ABD Menkul Kıymetler ve Borsa Komisyonu (SEC) Başkanı Paul S. Atkins, kripto varlık düzenlemesinde uzun süredir beklenen netliği getirmeyi amaçlayan ‘Project Crypto’ girişiminin yeni aşamasını duyurdu. Philadelphia Fed Fintech Konferansı’nda konuşan Atkins, dijital varlıkların nasıl sınıflandırılması gerektiğine ilişkin kapsamlı bir “token taksonomisi çerçevesi” tanıttı.
SEC Başkanı: “Çoğu Kripto Token Menkul Kıymet Değil”
Konuşmasının en dikkat çeken bölümünde Atkins, “Günümüzde piyasada işlem gören kripto tokenlerinin büyük kısmı menkul kıymet değildir” ifadelerini kullandı. Bu açıklama, SEC’in önceki yönetimleri döneminde kripto sektörüne yönelik sert tutumundan önemli bir dönüş anlamına geliyor. Atkins, bir tokenın yalnızca blockchain üzerinde bulunmasının onu otomatik olarak menkul kıymet yapmadığını belirterek şu noktaların altını çizdi:
-
SEC, tokenları değerlendirmede Howey Testi’ni kullanmaya devam ediyor.
-
Ancak bu test, dijital varlıkların yapısına uygun şekilde daha esnek yorumlanmaya başlanacak.
-
“Tokenizasyon”, varlığın temel doğasını değiştirmez.
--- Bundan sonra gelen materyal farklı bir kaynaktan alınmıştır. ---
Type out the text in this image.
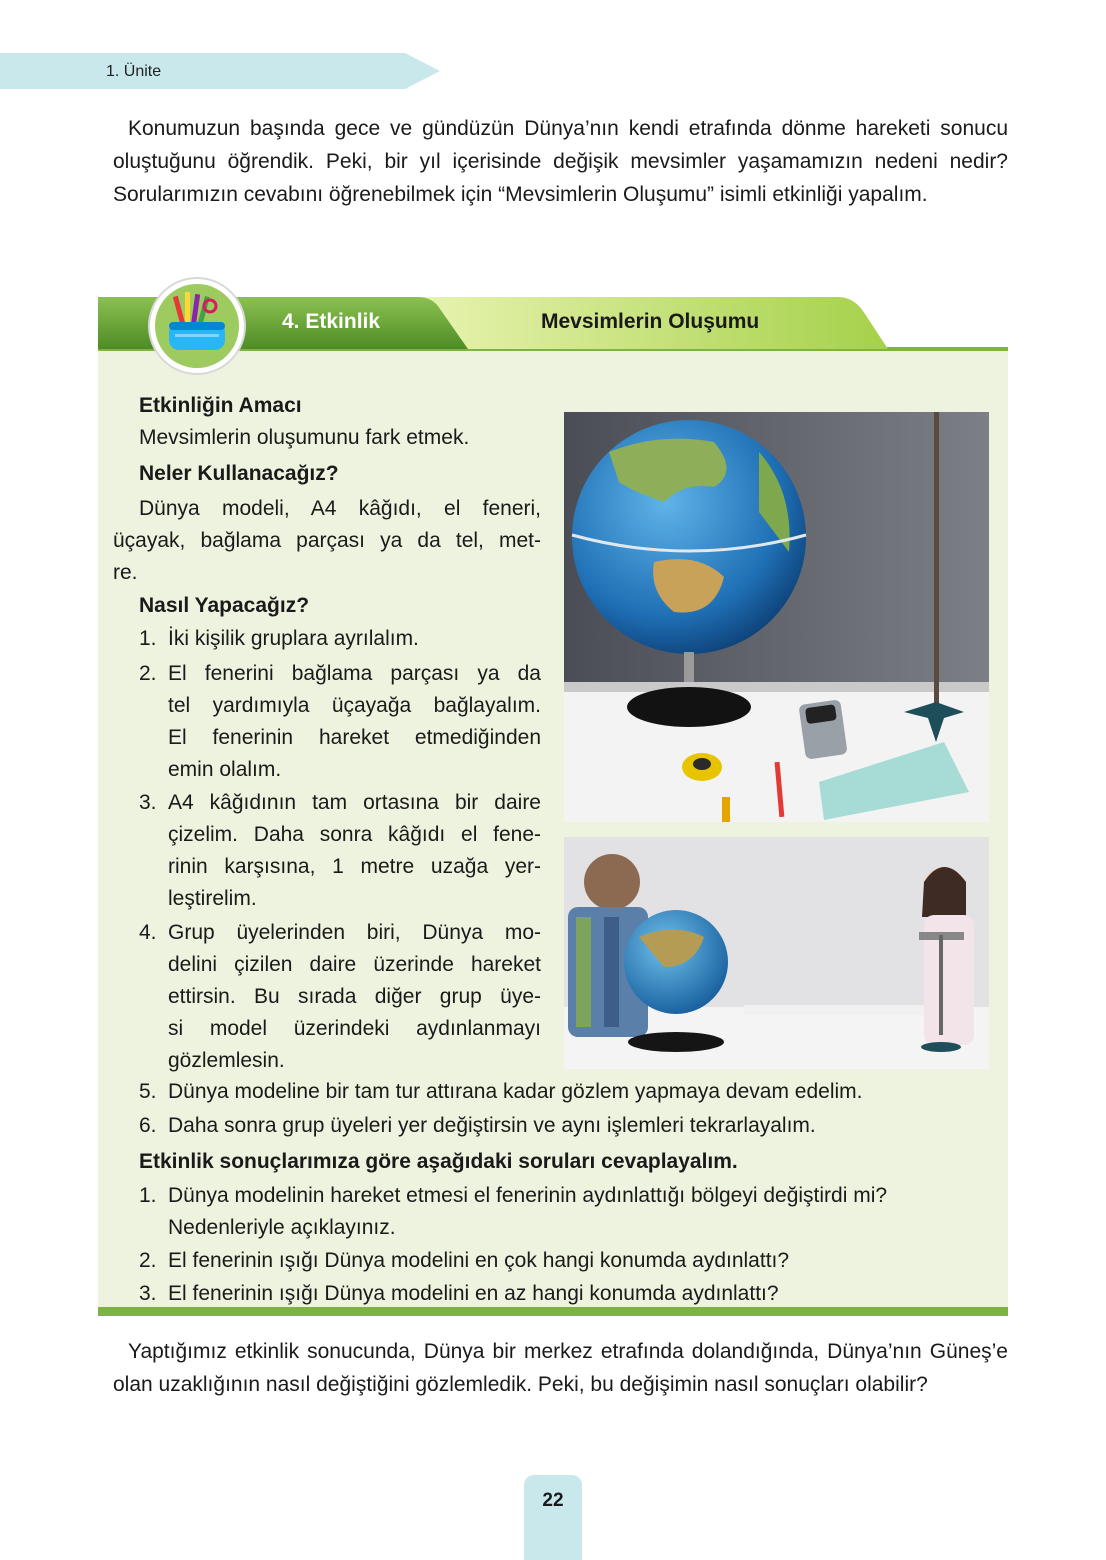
1. Ünite

Konumuzun başında gece ve gündüzün Dünya’nın kendi etrafında dönme hareketi sonucu oluştuğunu öğrendik. Peki, bir yıl içerisinde değişik mevsimler yaşamamızın nedeni nedir? Sorularımızın cevabını öğrenebilmek için “Mevsimlerin Oluşumu” isimli etkinliği yapalım.

4. Etkinlik	Mevsimlerin Oluşumu
Etkinliğin Amacı
Mevsimlerin oluşumunu fark etmek.
Neler Kullanacağız?
Dünya modeli, A4 kâğıdı, el feneri,
üçayak, bağlama parçası ya da tel, met-
re.
Nasıl Yapacağız?
1. İki kişilik gruplara ayrılalım.
2. El fenerini bağlama parçası ya da
tel yardımıyla üçayağa bağlayalım.
El fenerinin hareket etmediğinden
emin olalım.
3. A4 kâğıdının tam ortasına bir daire
çizelim. Daha sonra kâğıdı el fene-
rinin karşısına, 1 metre uzağa yer-
leştirelim.
4. Grup üyelerinden biri, Dünya mo-
delini çizilen daire üzerinde hareket
ettirsin. Bu sırada diğer grup üye-
si model üzerindeki aydınlanmayı
gözlemlesin.
5. Dünya modeline bir tam tur attırana kadar gözlem yapmaya devam edelim.
6. Daha sonra grup üyeleri yer değiştirsin ve aynı işlemleri tekrarlayalım.
Etkinlik sonuçlarımıza göre aşağıdaki soruları cevaplayalım.
1. Dünya modelinin hareket etmesi el fenerinin aydınlattığı bölgeyi değiştirdi mi?
Nedenleriyle açıklayınız.
2. El fenerinin ışığı Dünya modelini en çok hangi konumda aydınlattı?
3. El fenerinin ışığı Dünya modelini en az hangi konumda aydınlattı?

Yaptığımız etkinlik sonucunda, Dünya bir merkez etrafında dolandığında, Dünya’nın Güneş’e olan uzaklığının nasıl değiştiğini gözlemledik. Peki, bu değişimin nasıl sonuçları olabilir?

22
Yani tokenize bir tahvil hâlâ tahvildir; tokenize bir hisse hâlâ hissedir.
-
Bir varlığa “token” veya “NFT” denmesi, onun yatırım sözleşmesi özelliklerine sahipse düzenlemeden kaçamayacağı anlamına gelir.
Atkins’in bu yaklaşımı, kripto sektöründe belirsizliğe neden olan “her şey menkul kıymet” bakış açısını yumuşatıyor.

Yeni Token Sınıflandırma Çerçevesi: İki Temel İlke
SEC’in geliştirdiği yeni taksonomi çerçevesi, dijital varlıkların hangi yasal kategoriye girdiğini daha net belirlemek için iki temel ilke üzerine kuruldu:
- Tokenize geleneksel varlıklar, orijinal statülerini korur: Token haline getirilen tahvil hâlâ tahvildir. Bu varlıklar menkul kıymetler yasasına tabi olmaya devam eder.
- Bir varlığı “token” veya “NFT” olarak etiketlemek onu SEC gözetiminden muaf kılmaz: Yatırımcılar başka birinin çabasıyla kâr bekliyorsa, bu token bir yatırım sözleşmesi olabilir. Yani token formatı, yasal sınıflandırmayı otomatik olarak değiştirmez.
Bu model, Howey Testi’nin modernize edilmiş bir versiyonu olarak değerlendiriliyor.
İlginizi Çekebilir: Santiment: Kasım Ayında Sürpriz Bir Kripto Rallisi Görülebilir!
Tokenlar Zaman İçinde Statü Değiştirebilir
Atkins, birçok kripto projesinin zaman içinde evrim geçirdiğini belirtti:
-
Bir token ilk satış aşamasında menkul kıymet olarak değerlendirilebilir.
-
Ancak proje yeterince merkeziyetsiz hâle geldiğinde token artık menkul kıymet olmayabilir.
Bu açıklama, geçmişte Ethereum’un SEC tarafından “merkeziyetsizlik nedeniyle menkul kıymet olmadığı” şeklindeki değerlendirmesine benzer bir yaklaşım getiriyor.
Atkins bu durumu, eski bir tarım davasına atıfla şöyle açıkladı:
“İş ortaklığı sona erdiğinde arazi artık menkul kıymet değildir. Aynı şekilde, merkeziyetsizlik sağlandığında token da menkul kıymet niteliğini kaybedebilir.”
Neden Önemli?
Bu açıklamalar, kripto endüstrisi açısından gerçekten de önemli bir dönüm noktasına işaret ediyor. SEC ile sektör arasında yıllardır devam eden belirsizlik ve gerilim, daha net bir çerçeve sayesinde azalabilir. Tokenların menkul kıymet olup olmadığına ilişkin tartışmaların netleşmesi, hem projeler hem de yatırımcılar için daha öngörülebilir bir ortam yaratacak. Aynı zamanda kripto borsaları, bu yeni sınıflandırma sayesinde listeleme politikalarını daha sağlam ve uyumlu şekilde şekillendirebilir.
Tüm bu gelişmeler, ABD’de kripto inovasyonunun yeniden hız kazanmasına zemin hazırlayabilir. Paul Atkins’in yaklaşımı, şimdiye kadar ortaya konan en net ve en kapsamlı düzenleyici tutumlardan biri olarak görülüyor.